The console works just like remotely debugging Web apps Online on a desktop Chrome browser. The difference is that this is a JavaScript console built to run on mobile browsers on Android & Safari for iOS.

The files you need are available on the project’s GitHub page, & getting started is very simple. Include the CSS file in your page HTML, & the console itself can then be used without the need for any modular system.

This is how you integrate it:

mobileConsole.show();

console.log(1);

asdf;

It’s not hard to understand the appeal of a JS Console you can use on mobile browsers. Instead of lugging around your laptop all over the place, you can now continue coding & debugging even while you’re on the road with only your smartphone.

JSmobilecontrolIf you’re stuck in an airport waiting lounge or in a plane for hours with nothing else to do, might as well get some work done. You can use the console to test & debug new code even without Internet connectivity or access to a web browser.

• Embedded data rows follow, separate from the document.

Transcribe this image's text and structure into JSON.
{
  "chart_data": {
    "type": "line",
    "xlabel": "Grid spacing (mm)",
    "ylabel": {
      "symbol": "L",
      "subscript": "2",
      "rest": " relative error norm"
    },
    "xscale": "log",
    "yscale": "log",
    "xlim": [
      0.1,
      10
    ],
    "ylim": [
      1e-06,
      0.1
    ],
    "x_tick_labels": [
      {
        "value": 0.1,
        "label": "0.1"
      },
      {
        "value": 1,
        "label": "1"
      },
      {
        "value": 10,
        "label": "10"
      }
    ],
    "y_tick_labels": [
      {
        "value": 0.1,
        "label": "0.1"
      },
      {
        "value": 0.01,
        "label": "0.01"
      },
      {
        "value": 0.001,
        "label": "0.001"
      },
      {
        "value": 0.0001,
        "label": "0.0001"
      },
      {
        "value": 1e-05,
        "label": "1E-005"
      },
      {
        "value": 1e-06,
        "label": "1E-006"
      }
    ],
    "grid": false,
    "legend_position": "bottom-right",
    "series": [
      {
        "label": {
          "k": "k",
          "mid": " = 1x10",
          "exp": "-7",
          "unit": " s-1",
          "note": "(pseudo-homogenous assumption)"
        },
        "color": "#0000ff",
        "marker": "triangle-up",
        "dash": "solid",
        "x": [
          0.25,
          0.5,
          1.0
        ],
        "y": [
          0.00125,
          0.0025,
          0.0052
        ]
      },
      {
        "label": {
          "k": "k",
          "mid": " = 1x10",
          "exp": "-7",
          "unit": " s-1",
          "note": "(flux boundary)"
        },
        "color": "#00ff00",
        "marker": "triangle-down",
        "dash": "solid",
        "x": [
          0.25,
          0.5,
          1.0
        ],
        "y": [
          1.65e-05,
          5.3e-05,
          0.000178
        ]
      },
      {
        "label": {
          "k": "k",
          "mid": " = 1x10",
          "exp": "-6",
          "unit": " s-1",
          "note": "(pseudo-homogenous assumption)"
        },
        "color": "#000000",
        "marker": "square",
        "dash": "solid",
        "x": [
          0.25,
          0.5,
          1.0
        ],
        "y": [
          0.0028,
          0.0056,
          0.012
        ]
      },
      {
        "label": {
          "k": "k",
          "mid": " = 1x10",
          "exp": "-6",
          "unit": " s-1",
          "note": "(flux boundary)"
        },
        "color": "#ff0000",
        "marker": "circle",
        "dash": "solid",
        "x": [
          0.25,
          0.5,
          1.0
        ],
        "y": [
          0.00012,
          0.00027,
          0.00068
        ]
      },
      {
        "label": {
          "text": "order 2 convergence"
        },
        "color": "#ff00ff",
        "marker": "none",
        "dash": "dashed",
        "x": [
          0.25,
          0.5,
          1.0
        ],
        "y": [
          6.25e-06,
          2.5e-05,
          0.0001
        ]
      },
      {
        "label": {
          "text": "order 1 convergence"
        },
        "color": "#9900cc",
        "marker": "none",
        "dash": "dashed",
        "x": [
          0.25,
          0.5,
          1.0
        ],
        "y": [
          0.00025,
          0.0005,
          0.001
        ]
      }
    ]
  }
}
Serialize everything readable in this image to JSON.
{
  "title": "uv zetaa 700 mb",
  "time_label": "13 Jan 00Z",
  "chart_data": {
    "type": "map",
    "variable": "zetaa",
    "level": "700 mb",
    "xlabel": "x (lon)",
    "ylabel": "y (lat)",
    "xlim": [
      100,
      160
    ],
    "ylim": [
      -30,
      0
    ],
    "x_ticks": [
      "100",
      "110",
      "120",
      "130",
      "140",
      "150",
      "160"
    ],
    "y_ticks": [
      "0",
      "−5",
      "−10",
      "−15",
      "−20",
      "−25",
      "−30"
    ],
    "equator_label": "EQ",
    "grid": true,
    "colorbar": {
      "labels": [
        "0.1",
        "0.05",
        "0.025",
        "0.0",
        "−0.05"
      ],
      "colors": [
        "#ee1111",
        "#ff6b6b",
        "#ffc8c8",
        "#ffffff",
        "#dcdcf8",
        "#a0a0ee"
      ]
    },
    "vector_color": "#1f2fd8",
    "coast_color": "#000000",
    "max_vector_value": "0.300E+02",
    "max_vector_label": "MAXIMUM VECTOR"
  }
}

It will catch errors & function exactly as a native JS console in a standard web browser.

The API allows you to show or hide the console, & include options to initialize the console or show it by default. It can also output all the logs you’ve written using an API of window.console.

The JS MobileConsole project’s developer is Binary Studio, an international software development company with offices in Donetsk, Ukraine; Bratislava, Slovakia; & London, UK.

Binary Studio was founded in 2005 by Artyom Goncharov & Anton Duzenko. Goncharov is the company’s CEO & Duzenko is the CTO.